Medizin. - Vermutlich nur knapp schrammte wie Welt vor rund einem Jahr an einer massiven, weltweiten Verbreitung der lebensgefährlichen Lungenentzündung Sars vorbei. Denn der Grundstein für eine Pandemie mit dem Erreger des Schweren Akuten Respiratorischen Syndroms war mit immerhin 8099 registrierte Infektionen und 774 Opfern durchaus gelegt. In Lübeck erörtern derzeit internationale Fachleute den Kenntnisstand zu Sars und wie eine erneute globale Bedrohung durch den Erreger verhindert werden kann.

11.05.2004
    Seine Attacken gegen den Menschen startete der Erreger des so genannten Schweren Akuten Respiratorischen Syndroms - ein Virus der Corona-Familie - vom Tierreich aus. Und diesen Artensprung hat es vermutlich im vergangenen Jahr nicht zum ersten mal versucht, meint der Chinese Guoping Zhao anlässlich der Lübecker Tagung: "Wahrscheinlich ist das Sars Virus schon sehr oft auf den Menschen gewechselt, war aber zu schlecht an ihn angepasst und wurde durch die Immunabwehr eliminiert." Dann schließlich durchlief der Erreger eine verhängnisvolle Mutation. Nach der Infektion eines Menschen "erlernte" das Virus neue Tarnmöglichkeiten und konnte sich dem Abwehrsystem besser entziehen: immer mehr Menschen infizierten sich und entwickelten schwere Krankheitserscheinungen, schildert der leitende Direktor des Chinesischen Humangenomzentrums in Shanghai, der die genetischen Veränderungen des Sars-Virus während der Epidemie genau nachvollzog. Doch welche Tierarten ihm als ständiges Reservoir dienen, ist noch immer völlig unklar. Zuerst geriet dabei eine Delikatesse der Provinz Guangdong in den Verdacht, Quell des Übels zu sein: dass der so genannte Larvenroller oder auch Schleichkatze das Virus auf den Menschen übertrug, gilt als sicher. Überdies wurden bei einem Drittel der Arbeiter auf den Zuchtfarmen Abwehrstoffe gegen das Coronavirus nachgewiesen, die sie durch den ständigen Kontakt entwickelten.

    Bei wilden Schleichkatzen indes wurden die Wissenschaftler nicht fündig und so vermuten Experten den Ursprung des Sars-Keims in anderen Tierarten, erklärt Simon Mardel von der Weltgesundheitsorganisation WHO in Genf: "Wir kennen das Reservoir des Virus nicht. Die Fachwelt geht zunehmend davon aus, dass der Larvenroller nicht die Quelle des Virus ist, sondern nur ein Zwischenwirt." So wiesen Forscher aus Gouangdong den Sars-Erreger etwa auch bei Ratten aus der Gegend nach, in der die Epidemie ausbrach. Dennoch spielt der Larvenroller eine wichtige Rolle als Übertragungsstrecke des Virus. Eine weitere Verschärfung erfuhr der Ausbruch von Sars im Krankenhaus von Guangzhou. Dort infizierte ein bestimmter Patient bis zu 90 andere Personen. Leider fehlen dazu wichtige Details, bedauert Mardel: "Wir wissen nicht, was diese Person von der Mehrheit der Sars-Patienten bis dahin unterschied. Wenn wir die klinischen Daten von dieser Person hätten kombinieren können mit ihren Laborergebnissen sowie den epidemiologischen Informationen, wie etwa die Geschichte ihrer Kontakte zu anderen Menschen, was die Person getan hat, wo sie sich aufhielt, dann könnten wir bessere Ratschläge für den Umgang mit der Krankheit geben."

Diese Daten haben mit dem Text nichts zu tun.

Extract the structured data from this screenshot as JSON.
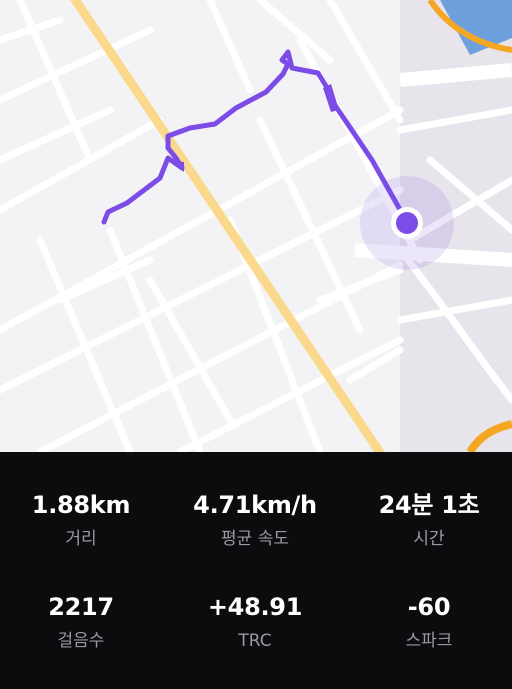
{
  "map": {
    "route_color": "#7b4ce6",
    "main_road_color": "#fbd98c",
    "highway_color": "#f5a623",
    "water_color": "#4a90d9",
    "location_icon": "current-location-icon"
  },
  "stats": [
    {
      "value": "1.88km",
      "label": "거리"
    },
    {
      "value": "4.71km/h",
      "label": "평균 속도"
    },
    {
      "value": "24분 1초",
      "label": "시간"
    },
    {
      "value": "2217",
      "label": "걸음수"
    },
    {
      "value": "+48.91",
      "label": "TRC"
    },
    {
      "value": "-60",
      "label": "스파크"
    }
  ]
}
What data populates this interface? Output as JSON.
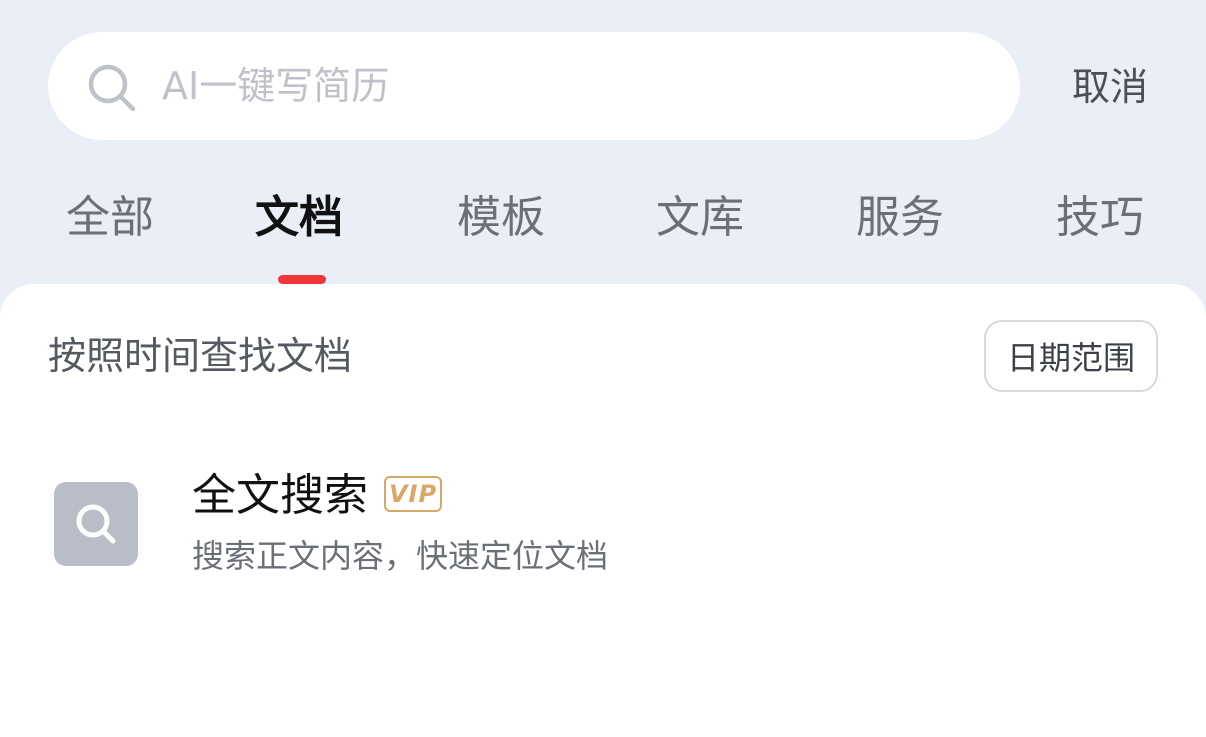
{
  "search": {
    "placeholder": "AI一键写简历",
    "value": "",
    "icon": "search-icon",
    "cancel_label": "取消"
  },
  "tabs": [
    {
      "label": "全部",
      "active": false
    },
    {
      "label": "文档",
      "active": true
    },
    {
      "label": "模板",
      "active": false
    },
    {
      "label": "文库",
      "active": false
    },
    {
      "label": "服务",
      "active": false
    },
    {
      "label": "技巧",
      "active": false
    }
  ],
  "filter": {
    "label": "按照时间查找文档",
    "date_range_label": "日期范围"
  },
  "feature": {
    "icon": "search-icon",
    "title": "全文搜索",
    "badge": "VIP",
    "description": "搜索正文内容，快速定位文档"
  },
  "colors": {
    "page_background": "#e9eef7",
    "active_tab_indicator": "#f0363a",
    "vip_badge": "#d9a766",
    "feature_icon_background": "#b9bdc8"
  }
}
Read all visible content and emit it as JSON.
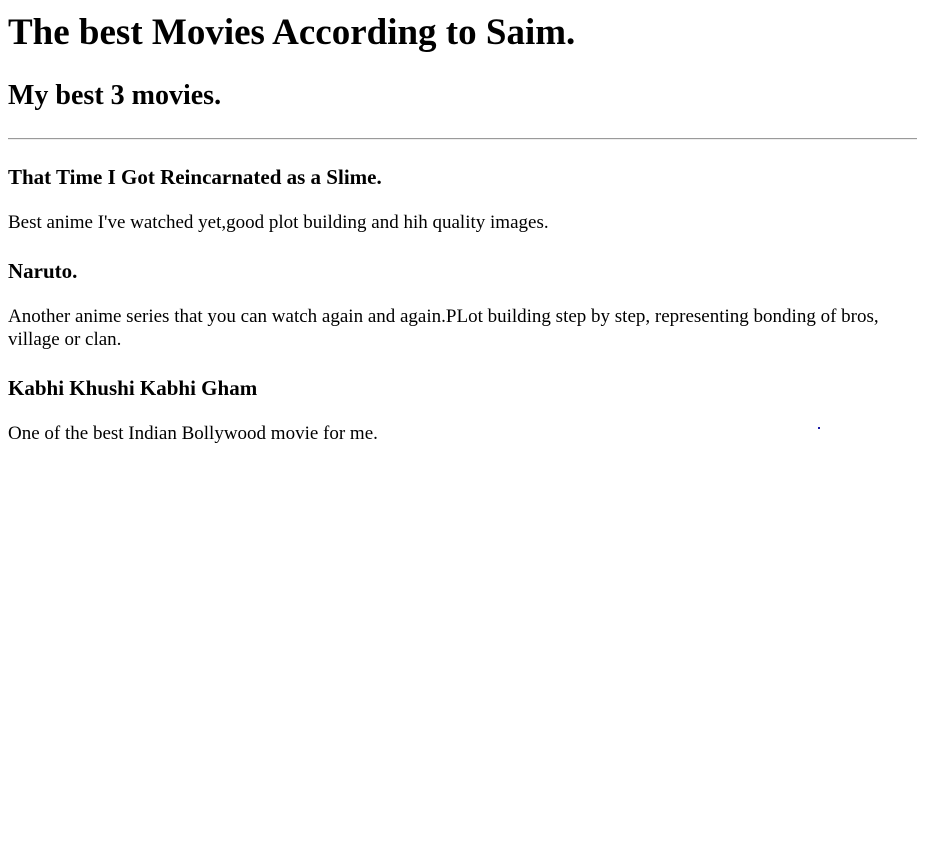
{
  "page": {
    "title": "The best Movies According to Saim.",
    "subtitle": "My best 3 movies."
  },
  "movies": [
    {
      "title": "That Time I Got Reincarnated as a Slime.",
      "description": "Best anime I've watched yet,good plot building and hih quality images."
    },
    {
      "title": "Naruto.",
      "description": "Another anime series that you can watch again and again.PLot building step by step, representing bonding of bros, village or clan."
    },
    {
      "title": "Kabhi Khushi Kabhi Gham",
      "description": "One of the best Indian Bollywood movie for me."
    }
  ]
}
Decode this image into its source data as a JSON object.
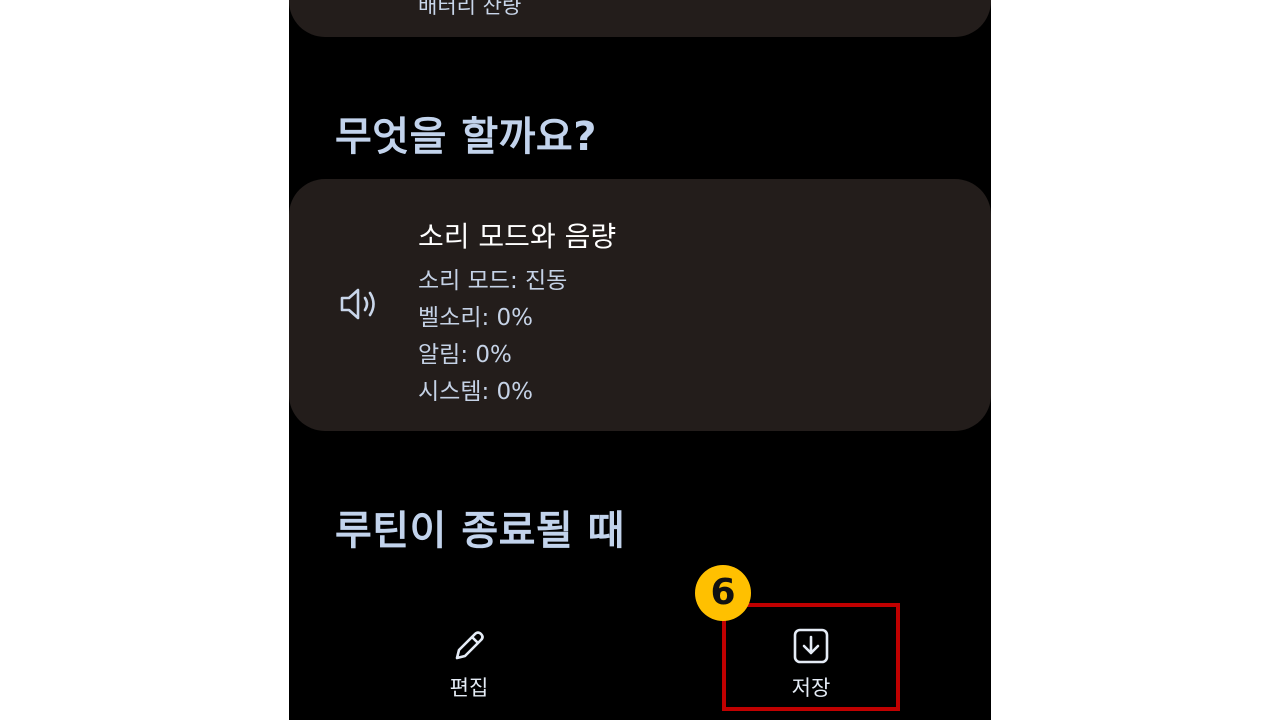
{
  "top_card": {
    "partial_text": "배터리 잔량"
  },
  "sections": {
    "what_to_do": "무엇을 할까요?",
    "when_ends": "루틴이 종료될 때"
  },
  "action_card": {
    "icon": "volume-icon",
    "title": "소리 모드와 음량",
    "lines": [
      "소리 모드: 진동",
      "벨소리: 0%",
      "알림: 0%",
      "시스템: 0%"
    ]
  },
  "bottom_bar": {
    "edit": {
      "label": "편집",
      "icon": "pencil-icon"
    },
    "save": {
      "label": "저장",
      "icon": "save-download-icon"
    }
  },
  "annotation": {
    "step_number": "6",
    "highlight_color": "#c00000",
    "badge_color": "#ffc000"
  }
}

    Möglicherweise spielte bei der Ausbreitung der Infektion etwa die Intubation der Patienten - also das Freihalten der Atemwege mittels einer Gummiröhre - eine wichtige Rolle. Dabei kamen Ärzte und Schwestern mit hoch infektiöser Flüssigkeit aus den Lungen der Kranken in Kontakt und wurden nicht selten selbst krank. Überdies spürten Forscher aus Guangzhou das Corona-Virus inzwischen auch in Darm und Schweißdrüsen von Infizierten auf. Damit besteht die Möglichkeit, dass der Keim nicht nur über Tröpfcheninfektion, sondern auch über Hautkontakt oder Kontakt mit kontaminiertem Wasser auf den Menschen gelangen kann. Andererseits sind die nach Lübeck gereisten Spezialisten angesichts der gemachten Fortschritte zuversichtlich, dass sich eine Sars-Epidemie so schnell nicht wiederholen wird. Auch konnte Guoping Zhao an Larvenrollern eine neue Coronaviruslinie zeigen, und glaubt daher, dass das Virus sich inzwischen an dieses Tier angepasst habe und jetzt für den Menschen möglicherweise weniger gefährlich sei. Dafür sprächen vier Infektionsfälle aus dem vergangenen Herbst, die alle eher mild verlaufen seien.